Are you aware that if you offer employees a benefit in kind and they have a choice of a cash option, the tax and NICs rules have changed?

This is the question we asked during October through our website quick poll. Anyone can respond to these polls, not just members of the CIPP.

We received 579 responses in total and 55% said they were aware of the changes but the remainder, a staggering 261 people (45%) said that they were unaware of the changes.
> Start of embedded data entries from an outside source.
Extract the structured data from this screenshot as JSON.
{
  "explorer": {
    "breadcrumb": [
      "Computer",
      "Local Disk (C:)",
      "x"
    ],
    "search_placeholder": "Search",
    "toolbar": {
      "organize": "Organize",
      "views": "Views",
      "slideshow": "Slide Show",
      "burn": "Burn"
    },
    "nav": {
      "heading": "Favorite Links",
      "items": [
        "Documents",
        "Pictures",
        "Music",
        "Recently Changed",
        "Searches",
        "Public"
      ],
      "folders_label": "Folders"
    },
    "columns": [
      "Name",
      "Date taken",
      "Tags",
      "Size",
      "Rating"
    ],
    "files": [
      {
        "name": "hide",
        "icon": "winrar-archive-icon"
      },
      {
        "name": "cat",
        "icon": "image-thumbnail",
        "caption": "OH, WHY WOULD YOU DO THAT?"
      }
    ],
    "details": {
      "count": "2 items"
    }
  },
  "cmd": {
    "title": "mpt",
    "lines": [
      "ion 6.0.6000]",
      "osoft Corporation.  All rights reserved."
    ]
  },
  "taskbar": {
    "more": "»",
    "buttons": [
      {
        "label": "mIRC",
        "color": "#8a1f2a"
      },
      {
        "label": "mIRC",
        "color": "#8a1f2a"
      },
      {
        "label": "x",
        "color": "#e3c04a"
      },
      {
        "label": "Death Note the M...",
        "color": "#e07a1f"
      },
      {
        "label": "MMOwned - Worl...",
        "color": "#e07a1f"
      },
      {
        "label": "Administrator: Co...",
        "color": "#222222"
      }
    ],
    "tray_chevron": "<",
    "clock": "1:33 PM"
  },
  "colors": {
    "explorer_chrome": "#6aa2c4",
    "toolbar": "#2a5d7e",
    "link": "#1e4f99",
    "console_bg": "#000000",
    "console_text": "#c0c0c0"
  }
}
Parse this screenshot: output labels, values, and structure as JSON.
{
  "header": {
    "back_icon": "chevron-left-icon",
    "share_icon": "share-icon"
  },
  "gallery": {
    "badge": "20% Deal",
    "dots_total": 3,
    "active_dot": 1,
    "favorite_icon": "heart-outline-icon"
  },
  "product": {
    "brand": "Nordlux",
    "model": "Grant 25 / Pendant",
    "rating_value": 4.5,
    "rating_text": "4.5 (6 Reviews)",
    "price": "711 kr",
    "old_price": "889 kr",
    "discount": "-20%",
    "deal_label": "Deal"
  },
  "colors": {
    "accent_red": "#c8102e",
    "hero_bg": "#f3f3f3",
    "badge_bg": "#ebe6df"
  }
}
Our polls are just a snapshot in time so not an accurate reflection, but these results do indicate that there is further work to do around raising awareness to ensure employers are being compliant with the change in legislation. 
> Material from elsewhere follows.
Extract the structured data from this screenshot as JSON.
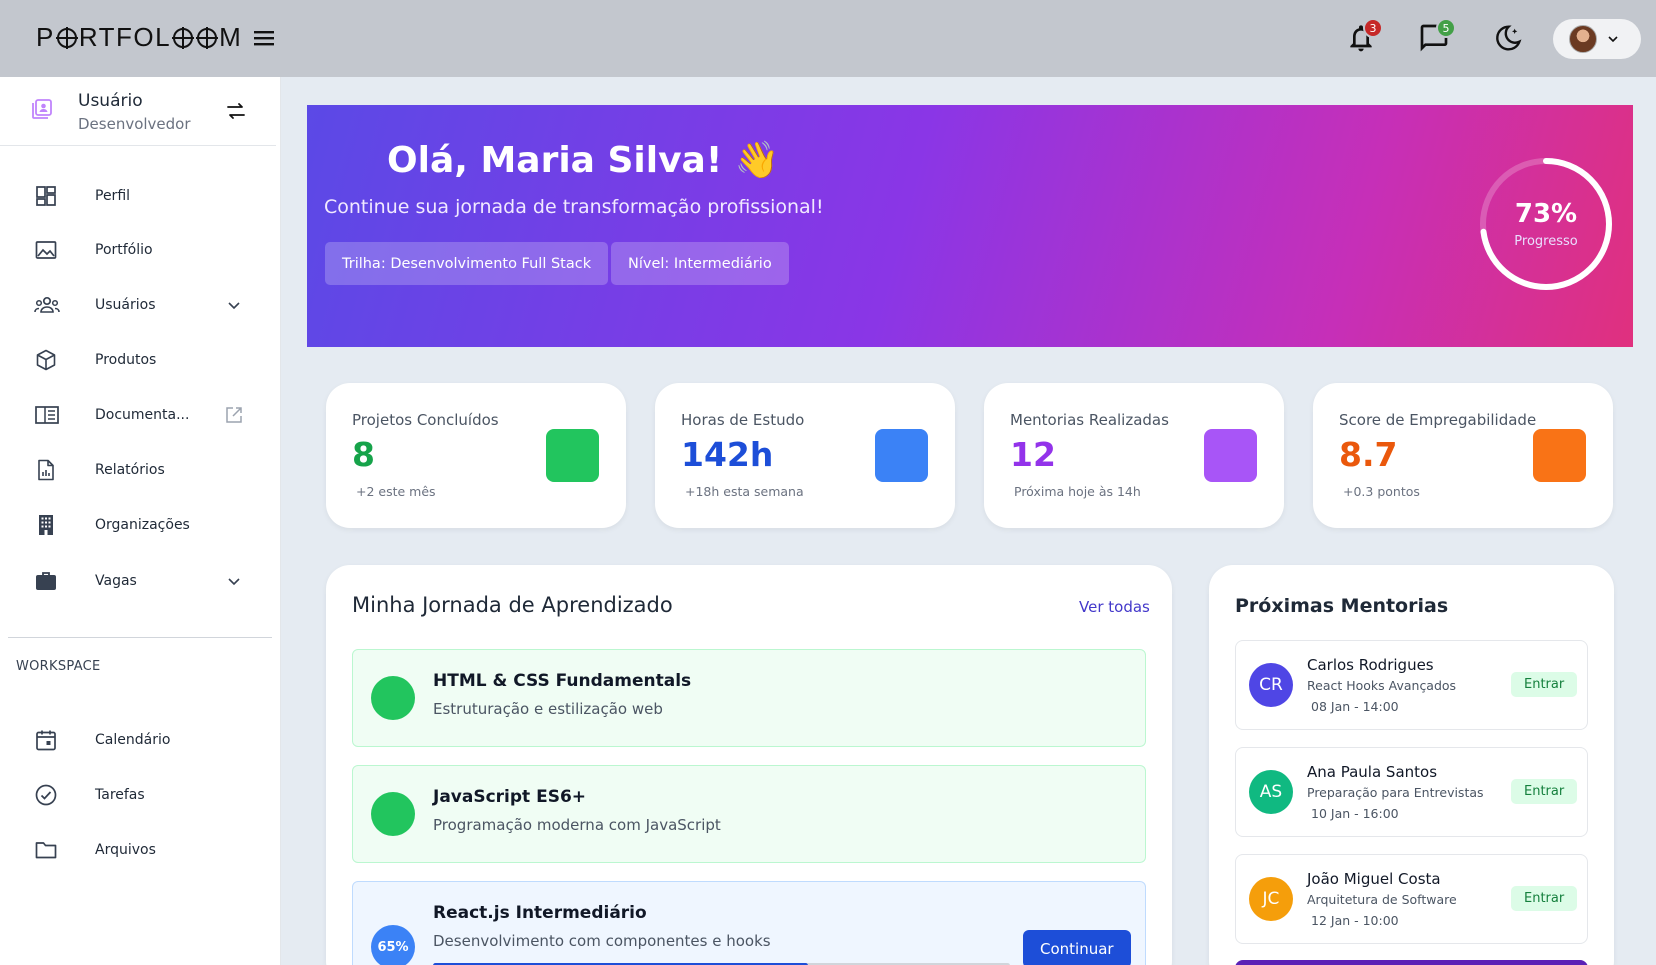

If you are wondering what these changes are, then read on and please do share with anyone dealing with benefits in kind:

Optional Remuneration Arrangements (OpRA) came into effect from 6 April 2017 and essentially it’s the government's way of trying to remove some of the previous tax and National Insurance contribution (NIC) breaks which came about if salary sacrifice was used to pay for Benefits in Kind (BiK). Although salary sacrifice is very much still with us, there are two types of ‘arrangement’ that come under OpRA. Type A arrangements is the first and are what employers have regarded as typical salary sacrifices, where an employee gives up cash earnings in exchange for a BiK. Type B arrangements are where an employee chooses a benefit rather than a cash allowance, such as a car or living accommodation. So for the purposes of the benefits code, a benefit is provided under an OpRA if it is provided under an arrangement of either type A or type B, so it isn’t just salary sacrifice that is captured. The benefits code has been revalued and the employee is taxed on whichever value is the higher – the cash or the benefit.  However where an employee receives say a car allowance, but there was no option to receive a company car, the employee is taxed on the car allowance – cash is cash, you process as you would have pre April 2017.

There are four specific exemptions where the rules haven't changed - pensions, childcare, cycle to work and ultra-low emission vehicles; these are the politically astute exceptions so employees get to keep the tax and NIC breaks on those. Transitional provisions (also known as grandfathering) were brought in for arrangements in place before 6 April 2017; so the new rules for these arrangements will take effect from 6 April 2018 for all benefits except cars with CO2 emissions of 76 grams per kilometre and above, employer-provided living accommodation, and school fees. The old rules will continue to apply for these three types of benefit until 6 April 2021.